Nabil Alawi's picture
Ibrahim Mohammed Salem Battat
This study deals with the problem of markedness in translation between English and Arabic. The two languages differ in word order and in the relative degree of freedom in word order because Arabic is an inflectional language. Such differences create problems to translators between the two languages. A sequence in one language may not have the same meaning of a sequence in the other language although both sequences have identical word order. The Arabic sentence المعلمُ مسحَ اللوحًdoes not mean ;The teacher cleaned the board; although both sentences have identical word order.  The English translation does not account for the marked meaning signalled in the Arabic sentence by bringing the agent to front position before the verb.  The problem of accounting for markedness in translation is approached at the sentence level between Classical Arabic and Modern Standard English.
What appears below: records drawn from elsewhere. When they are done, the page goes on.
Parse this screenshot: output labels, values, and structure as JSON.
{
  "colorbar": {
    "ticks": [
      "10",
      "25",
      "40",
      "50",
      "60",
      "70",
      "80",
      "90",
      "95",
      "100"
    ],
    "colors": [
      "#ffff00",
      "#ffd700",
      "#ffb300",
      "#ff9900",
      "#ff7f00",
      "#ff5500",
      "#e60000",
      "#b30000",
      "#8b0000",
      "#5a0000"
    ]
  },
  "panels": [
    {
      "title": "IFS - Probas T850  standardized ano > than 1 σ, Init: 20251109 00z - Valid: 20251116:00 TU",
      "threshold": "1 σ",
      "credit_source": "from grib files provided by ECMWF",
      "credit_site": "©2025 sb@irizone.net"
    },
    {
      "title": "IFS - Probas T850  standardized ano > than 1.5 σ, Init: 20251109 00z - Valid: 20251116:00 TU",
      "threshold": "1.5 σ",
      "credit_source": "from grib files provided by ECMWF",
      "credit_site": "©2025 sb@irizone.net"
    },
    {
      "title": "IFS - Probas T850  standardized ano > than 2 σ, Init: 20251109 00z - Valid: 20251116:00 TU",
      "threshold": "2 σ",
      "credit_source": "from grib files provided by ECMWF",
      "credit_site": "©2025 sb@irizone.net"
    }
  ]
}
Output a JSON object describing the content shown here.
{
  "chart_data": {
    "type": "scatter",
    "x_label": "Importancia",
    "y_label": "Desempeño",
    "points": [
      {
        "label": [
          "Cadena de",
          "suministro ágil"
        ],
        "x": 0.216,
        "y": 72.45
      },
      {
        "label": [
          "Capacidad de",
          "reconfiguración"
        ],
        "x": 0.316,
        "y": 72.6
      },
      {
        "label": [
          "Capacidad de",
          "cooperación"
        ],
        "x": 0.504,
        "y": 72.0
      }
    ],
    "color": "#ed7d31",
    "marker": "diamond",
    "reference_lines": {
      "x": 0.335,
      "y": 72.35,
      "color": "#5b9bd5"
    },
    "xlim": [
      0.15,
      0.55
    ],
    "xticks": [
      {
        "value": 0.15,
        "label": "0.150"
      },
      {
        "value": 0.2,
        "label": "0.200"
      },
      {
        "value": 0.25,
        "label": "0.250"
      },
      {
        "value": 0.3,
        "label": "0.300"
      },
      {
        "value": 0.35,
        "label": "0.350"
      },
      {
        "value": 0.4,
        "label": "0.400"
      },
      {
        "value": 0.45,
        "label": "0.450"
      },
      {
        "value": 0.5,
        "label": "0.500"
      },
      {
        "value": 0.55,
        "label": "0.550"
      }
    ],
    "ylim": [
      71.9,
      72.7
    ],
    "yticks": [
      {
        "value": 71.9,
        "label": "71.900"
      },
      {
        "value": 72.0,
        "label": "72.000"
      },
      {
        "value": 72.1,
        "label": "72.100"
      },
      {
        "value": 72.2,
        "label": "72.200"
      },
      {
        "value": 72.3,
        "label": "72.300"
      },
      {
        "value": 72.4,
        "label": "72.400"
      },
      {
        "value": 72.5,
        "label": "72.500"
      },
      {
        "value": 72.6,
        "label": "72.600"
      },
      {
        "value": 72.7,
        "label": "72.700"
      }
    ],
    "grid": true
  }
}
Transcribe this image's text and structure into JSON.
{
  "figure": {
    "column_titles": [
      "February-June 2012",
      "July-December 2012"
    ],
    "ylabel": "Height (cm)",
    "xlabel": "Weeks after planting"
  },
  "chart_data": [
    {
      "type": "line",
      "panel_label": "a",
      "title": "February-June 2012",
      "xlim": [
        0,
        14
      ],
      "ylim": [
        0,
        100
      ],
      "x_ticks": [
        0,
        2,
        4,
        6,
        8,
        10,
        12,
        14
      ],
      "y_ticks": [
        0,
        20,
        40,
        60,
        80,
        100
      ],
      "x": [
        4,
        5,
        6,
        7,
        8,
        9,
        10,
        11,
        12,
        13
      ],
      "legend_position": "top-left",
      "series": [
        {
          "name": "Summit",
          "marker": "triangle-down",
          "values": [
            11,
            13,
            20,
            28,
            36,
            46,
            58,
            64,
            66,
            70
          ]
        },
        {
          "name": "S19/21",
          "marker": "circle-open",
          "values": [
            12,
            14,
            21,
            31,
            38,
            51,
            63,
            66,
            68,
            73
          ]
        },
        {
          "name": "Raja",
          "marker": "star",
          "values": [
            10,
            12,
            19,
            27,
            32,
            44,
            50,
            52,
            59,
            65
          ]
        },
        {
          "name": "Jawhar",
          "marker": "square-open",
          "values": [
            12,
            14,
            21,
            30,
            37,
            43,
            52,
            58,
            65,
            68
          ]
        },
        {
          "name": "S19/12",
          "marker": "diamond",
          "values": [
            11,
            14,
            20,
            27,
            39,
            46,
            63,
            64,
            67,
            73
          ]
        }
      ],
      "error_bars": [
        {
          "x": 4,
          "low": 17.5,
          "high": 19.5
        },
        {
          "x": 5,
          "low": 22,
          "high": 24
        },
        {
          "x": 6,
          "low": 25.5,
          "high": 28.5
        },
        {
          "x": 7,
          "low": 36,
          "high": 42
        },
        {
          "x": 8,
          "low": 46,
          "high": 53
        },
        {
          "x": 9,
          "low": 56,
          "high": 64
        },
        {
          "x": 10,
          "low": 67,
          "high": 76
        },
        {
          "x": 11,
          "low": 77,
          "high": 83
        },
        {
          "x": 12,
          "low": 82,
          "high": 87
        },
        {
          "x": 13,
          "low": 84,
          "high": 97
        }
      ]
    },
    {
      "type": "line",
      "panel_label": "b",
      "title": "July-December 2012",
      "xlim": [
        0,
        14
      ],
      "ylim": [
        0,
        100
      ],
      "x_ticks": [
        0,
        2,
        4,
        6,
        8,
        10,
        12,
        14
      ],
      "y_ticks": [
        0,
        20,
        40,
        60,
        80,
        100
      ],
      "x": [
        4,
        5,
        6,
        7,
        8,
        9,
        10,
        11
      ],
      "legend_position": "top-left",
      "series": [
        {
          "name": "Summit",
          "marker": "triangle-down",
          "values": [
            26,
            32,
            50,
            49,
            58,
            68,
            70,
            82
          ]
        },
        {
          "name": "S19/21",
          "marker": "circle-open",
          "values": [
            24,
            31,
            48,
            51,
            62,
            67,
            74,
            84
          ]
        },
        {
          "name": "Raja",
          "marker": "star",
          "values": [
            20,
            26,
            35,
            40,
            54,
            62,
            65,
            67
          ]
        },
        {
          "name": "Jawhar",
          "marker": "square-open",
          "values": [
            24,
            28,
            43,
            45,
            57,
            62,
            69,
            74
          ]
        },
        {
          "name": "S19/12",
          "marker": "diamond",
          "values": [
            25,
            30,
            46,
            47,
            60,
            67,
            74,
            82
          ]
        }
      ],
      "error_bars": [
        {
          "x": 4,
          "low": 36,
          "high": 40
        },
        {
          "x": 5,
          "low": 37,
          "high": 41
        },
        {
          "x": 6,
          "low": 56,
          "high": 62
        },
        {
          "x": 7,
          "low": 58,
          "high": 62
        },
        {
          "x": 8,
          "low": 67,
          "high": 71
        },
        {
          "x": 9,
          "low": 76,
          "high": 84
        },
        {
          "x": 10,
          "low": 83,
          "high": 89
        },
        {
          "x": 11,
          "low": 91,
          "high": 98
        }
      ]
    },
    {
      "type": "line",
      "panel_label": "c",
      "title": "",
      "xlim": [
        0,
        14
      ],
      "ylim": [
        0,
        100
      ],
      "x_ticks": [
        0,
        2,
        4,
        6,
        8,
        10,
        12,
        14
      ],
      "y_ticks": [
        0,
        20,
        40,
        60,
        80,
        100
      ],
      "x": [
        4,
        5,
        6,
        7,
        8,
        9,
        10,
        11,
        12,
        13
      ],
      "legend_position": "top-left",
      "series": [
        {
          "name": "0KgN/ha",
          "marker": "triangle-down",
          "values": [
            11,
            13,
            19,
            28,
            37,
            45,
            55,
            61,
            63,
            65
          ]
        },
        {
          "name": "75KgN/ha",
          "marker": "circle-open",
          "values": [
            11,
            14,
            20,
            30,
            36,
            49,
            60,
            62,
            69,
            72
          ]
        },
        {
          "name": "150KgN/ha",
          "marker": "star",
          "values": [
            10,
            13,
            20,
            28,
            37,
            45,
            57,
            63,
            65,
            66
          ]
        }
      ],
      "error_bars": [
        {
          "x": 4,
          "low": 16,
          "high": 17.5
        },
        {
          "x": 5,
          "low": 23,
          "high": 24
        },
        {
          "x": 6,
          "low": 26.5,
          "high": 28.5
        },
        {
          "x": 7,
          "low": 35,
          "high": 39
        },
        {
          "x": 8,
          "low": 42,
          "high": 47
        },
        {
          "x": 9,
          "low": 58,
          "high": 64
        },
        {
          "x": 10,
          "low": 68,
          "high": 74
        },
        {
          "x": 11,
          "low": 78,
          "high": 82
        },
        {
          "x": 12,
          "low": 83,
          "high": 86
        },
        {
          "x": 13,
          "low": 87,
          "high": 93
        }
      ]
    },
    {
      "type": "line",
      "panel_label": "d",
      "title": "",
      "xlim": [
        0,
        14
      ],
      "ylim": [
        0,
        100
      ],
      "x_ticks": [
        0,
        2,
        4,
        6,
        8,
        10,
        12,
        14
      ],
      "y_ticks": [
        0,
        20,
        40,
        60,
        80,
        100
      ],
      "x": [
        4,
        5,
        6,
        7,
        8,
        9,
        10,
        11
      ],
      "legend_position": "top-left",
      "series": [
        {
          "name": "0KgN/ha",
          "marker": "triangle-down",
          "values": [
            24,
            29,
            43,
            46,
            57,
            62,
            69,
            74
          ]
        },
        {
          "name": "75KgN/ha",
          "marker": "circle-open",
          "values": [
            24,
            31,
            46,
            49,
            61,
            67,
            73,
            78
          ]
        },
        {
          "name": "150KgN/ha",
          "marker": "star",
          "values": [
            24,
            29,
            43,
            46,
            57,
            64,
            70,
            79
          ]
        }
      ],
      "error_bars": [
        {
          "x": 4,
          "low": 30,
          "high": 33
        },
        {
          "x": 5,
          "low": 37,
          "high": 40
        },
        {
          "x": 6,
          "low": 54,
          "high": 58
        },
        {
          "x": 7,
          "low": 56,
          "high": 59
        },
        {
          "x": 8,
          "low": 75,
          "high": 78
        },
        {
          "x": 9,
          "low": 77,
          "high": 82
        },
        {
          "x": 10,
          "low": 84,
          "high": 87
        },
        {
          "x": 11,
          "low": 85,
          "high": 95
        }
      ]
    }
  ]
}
The unmarked (canonical) word order and the marked word order in Arabic are approached and justified in terms of the theory of the strength of the activity of agency in Arabic. This study also includes ways of signalling emphasis and markedness in Arabic.A distinction is made between information structure and syntactic structure of English in terms of the Hallidayan approach and the functional sentence perspective of the Prague School.; Marked word order in English is approached in terms of the degree a component has on the scale of communicative dynamism. A distinction between correct and incorrect word orders in English is made in terms of phrase structure rules. This study includes recommendations for researchers to study other factors that affect word order in English and Arabic.